Like the anger, this went on for a while. My crew mate was dressing the cut on his head while I did paperwork and he just continued to beg and plead for redemption.

4. Depression

Two types of depression are associated with mourning. Obviously he wasn't mourning in the traditional sense but he was certainly realising the gravity of the situation. The first one was the reaction to practical implications relating his arrest. His sadness and regret were obvious and as he spoke I kind of felt sorry for him. I'm passionate about my hatred for drink drivers, but when you hear someone list the implications of the careless mistake they have made made, it's hard not to feel for them a bit. 

"I'm gonna lose my licence and my job aren't I?" 

It was a rhetorical question; he knew the answer as did we.

"What am I gonna tell my wife? She can't drive, how am I gonna pay the bills? Oh my god, what have I done?"

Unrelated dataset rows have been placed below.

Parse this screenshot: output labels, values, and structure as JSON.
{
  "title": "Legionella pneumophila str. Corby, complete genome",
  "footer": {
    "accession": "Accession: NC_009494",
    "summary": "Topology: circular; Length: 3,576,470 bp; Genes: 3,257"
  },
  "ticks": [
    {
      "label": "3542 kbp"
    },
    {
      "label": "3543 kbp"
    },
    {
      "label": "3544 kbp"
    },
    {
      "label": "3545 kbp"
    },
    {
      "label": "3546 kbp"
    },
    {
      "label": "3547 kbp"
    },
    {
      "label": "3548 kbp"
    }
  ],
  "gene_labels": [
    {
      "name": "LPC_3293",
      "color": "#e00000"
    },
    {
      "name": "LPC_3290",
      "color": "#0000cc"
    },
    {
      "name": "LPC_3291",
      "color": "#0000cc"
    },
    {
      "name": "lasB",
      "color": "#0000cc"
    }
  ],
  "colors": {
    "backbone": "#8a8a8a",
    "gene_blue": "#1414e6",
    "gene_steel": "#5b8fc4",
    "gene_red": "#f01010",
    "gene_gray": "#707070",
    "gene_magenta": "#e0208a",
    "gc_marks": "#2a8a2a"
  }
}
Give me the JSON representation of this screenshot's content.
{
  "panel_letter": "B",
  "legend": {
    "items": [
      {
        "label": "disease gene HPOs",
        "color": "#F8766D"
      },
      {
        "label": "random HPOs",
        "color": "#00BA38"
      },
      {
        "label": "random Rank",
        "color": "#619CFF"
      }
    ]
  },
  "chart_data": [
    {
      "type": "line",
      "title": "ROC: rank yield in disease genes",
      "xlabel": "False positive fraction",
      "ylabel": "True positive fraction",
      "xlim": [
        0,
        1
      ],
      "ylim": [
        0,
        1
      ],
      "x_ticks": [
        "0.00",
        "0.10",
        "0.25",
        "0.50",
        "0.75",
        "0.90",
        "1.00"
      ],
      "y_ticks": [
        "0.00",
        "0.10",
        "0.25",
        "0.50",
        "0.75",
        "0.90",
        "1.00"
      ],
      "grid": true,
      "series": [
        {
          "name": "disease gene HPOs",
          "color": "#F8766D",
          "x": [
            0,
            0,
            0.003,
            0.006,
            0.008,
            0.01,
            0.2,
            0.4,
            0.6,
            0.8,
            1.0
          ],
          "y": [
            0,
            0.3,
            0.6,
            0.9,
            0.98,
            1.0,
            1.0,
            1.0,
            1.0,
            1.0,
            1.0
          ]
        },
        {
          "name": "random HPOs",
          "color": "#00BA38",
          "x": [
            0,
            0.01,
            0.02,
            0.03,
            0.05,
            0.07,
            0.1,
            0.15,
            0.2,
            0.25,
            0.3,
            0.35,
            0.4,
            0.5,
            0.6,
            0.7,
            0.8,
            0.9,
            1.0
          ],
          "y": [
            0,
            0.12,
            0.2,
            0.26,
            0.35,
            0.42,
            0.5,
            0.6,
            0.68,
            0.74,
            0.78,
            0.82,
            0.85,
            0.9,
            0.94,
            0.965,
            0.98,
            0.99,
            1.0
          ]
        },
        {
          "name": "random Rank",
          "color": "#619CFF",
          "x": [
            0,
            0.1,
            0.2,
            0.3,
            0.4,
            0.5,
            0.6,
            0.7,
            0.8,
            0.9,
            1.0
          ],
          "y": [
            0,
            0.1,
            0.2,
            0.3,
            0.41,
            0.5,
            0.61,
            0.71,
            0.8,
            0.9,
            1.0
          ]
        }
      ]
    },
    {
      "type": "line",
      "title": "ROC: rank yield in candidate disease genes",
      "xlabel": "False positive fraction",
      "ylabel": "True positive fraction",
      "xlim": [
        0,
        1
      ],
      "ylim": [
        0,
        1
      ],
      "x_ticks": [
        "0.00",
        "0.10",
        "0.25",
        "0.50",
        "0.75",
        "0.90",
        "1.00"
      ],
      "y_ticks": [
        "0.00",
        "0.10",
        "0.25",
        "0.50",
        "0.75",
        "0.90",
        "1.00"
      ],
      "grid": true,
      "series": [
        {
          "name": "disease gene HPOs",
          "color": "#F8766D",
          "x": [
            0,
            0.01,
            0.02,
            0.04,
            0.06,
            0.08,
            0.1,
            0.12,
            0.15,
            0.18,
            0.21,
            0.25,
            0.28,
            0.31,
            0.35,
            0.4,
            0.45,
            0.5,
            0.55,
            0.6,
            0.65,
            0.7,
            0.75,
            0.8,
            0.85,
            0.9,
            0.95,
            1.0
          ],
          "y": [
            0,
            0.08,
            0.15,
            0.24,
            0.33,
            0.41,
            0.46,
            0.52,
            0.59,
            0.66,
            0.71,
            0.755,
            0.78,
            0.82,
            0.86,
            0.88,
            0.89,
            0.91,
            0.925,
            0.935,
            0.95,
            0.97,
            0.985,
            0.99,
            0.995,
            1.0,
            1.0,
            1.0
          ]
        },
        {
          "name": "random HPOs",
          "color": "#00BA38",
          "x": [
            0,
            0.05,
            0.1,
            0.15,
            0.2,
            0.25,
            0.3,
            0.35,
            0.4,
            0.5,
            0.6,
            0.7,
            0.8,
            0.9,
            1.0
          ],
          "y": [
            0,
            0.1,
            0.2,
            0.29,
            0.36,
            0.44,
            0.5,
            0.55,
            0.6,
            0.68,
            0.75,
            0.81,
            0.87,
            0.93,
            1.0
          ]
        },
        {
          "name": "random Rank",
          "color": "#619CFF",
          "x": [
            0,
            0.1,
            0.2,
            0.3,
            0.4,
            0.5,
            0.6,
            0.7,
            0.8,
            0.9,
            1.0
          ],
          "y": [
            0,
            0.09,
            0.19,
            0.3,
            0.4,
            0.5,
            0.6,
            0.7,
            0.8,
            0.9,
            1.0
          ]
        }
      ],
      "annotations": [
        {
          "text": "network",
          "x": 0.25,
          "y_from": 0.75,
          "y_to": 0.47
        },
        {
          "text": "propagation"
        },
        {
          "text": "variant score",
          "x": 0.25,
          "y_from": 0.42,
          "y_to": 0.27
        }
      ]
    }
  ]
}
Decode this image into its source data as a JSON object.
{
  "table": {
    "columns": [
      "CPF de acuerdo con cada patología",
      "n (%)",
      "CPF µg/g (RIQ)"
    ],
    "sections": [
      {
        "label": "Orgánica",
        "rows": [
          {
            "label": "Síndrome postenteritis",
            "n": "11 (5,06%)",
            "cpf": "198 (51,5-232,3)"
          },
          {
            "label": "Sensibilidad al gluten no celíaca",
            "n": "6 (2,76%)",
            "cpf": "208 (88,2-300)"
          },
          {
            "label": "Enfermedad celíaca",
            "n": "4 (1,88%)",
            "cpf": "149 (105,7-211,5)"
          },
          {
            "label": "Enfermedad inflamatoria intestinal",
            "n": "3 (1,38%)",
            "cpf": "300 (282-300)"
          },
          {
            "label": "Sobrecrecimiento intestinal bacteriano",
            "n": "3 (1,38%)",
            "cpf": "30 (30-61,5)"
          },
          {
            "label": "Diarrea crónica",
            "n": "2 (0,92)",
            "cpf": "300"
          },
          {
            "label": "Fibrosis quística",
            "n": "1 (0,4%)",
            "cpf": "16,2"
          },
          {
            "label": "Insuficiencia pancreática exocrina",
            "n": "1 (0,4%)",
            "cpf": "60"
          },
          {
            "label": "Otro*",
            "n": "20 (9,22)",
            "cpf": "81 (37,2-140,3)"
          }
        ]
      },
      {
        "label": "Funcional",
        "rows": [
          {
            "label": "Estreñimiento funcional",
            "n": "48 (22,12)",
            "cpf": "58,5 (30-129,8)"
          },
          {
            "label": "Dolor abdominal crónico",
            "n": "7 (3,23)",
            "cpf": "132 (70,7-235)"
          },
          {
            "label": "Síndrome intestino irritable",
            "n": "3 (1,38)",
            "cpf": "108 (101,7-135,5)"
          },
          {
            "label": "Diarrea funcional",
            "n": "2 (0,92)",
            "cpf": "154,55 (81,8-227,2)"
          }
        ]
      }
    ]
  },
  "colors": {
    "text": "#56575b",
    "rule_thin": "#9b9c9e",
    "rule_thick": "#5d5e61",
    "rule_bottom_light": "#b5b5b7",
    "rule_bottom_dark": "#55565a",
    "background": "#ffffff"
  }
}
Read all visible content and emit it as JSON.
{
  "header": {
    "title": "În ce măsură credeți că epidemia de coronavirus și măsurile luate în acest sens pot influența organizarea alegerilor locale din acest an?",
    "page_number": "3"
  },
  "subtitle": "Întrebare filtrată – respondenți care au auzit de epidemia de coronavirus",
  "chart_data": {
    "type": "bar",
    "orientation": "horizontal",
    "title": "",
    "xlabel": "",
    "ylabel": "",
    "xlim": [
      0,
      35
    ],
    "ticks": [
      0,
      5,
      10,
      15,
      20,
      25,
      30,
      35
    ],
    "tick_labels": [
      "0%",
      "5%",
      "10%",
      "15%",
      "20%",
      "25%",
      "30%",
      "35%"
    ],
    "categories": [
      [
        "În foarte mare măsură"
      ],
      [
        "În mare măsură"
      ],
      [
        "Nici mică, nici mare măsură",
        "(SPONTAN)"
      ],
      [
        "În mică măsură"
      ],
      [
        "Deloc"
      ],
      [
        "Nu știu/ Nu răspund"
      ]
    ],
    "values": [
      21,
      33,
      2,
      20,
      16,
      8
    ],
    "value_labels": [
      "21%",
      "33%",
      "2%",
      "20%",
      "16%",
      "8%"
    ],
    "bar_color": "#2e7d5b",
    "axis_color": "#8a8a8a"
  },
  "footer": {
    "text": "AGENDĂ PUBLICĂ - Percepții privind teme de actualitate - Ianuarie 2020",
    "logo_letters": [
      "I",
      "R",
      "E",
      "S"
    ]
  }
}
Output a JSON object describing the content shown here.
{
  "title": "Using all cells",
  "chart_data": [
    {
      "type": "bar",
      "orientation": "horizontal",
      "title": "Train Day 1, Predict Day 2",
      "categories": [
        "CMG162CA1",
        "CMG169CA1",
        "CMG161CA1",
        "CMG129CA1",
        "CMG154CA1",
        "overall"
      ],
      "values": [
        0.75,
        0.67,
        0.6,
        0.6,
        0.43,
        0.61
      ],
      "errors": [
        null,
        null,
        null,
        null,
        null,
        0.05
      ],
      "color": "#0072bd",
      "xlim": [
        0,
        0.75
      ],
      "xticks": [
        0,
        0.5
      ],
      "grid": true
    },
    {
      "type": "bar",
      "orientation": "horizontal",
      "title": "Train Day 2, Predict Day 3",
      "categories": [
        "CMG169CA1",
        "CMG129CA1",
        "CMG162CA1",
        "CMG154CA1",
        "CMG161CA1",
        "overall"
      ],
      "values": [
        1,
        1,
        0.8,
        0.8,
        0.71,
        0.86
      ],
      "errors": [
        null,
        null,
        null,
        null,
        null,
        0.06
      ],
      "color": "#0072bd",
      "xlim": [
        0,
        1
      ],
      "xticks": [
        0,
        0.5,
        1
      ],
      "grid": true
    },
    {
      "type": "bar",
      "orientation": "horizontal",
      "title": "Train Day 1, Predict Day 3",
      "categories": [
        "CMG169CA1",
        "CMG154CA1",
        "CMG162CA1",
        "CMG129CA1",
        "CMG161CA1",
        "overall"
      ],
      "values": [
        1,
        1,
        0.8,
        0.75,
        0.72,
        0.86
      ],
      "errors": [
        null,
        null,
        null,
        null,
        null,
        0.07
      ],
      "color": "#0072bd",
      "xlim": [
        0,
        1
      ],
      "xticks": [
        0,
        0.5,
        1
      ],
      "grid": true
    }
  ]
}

He had a point but as the old adage goes, if you can't do the time, don't do the crime. The second type of depression was more subtle and, in a sense, perhaps more private. He just lay their on our bed, staring at the ceiling. He then put his head in his hands and cried. It was an awkward moment really. What do you say? You can't really say 'serves you right', although it does, but it's human nature to have compassion. Then again, if his drink driving had killed a little kid there would be no questions that he should get everything that's coming to him. The fact that he got lucky doesn't negate that.

5. Acceptance

By the time we got to hospital he had a quiet acceptance about what was going to happen. He was apologetic to everyone for what he had done and how he behaved. I'm sure in the coming days he will be dipping back into anger and depression, and only once he's had his day in court and learns to live with the consequences of his actions, will he truly accept what has happened. It's easy to point the finger and equally easy to find compassion for the guilty, but there are people who may never find the acceptance they need. These people are the victims of drink driving; the people behind the statistics, the people who will never forget the consequences of someone's stupidity.
  • On average 3,000 people are killed or seriously injured each year in drink drive collisions. 
  • Nearly one in six of all deaths on the road involve drivers who are over the legal alcohol limit. 
  • The latest figures show that some 590 people were killed in crashes in which a driver was over the legal limit; 2,350 were seriously injured and 14,050 were slightly injured in the last year.
  • Car crashes are the leading cause of death for teens and one out of three of those are alcohol related.

It doesn't matter if you have had one drink too many or 10. The results can be catastrophic. It doesn't matter if you drive whilst drinking or the morning after; the same risks apply and if you think you won't get caught, more than half a million breath tests are carried out each year and on average 100,000 are found to be positive. Don't take the risk. Don't drink. Don't become a statistic. That is all.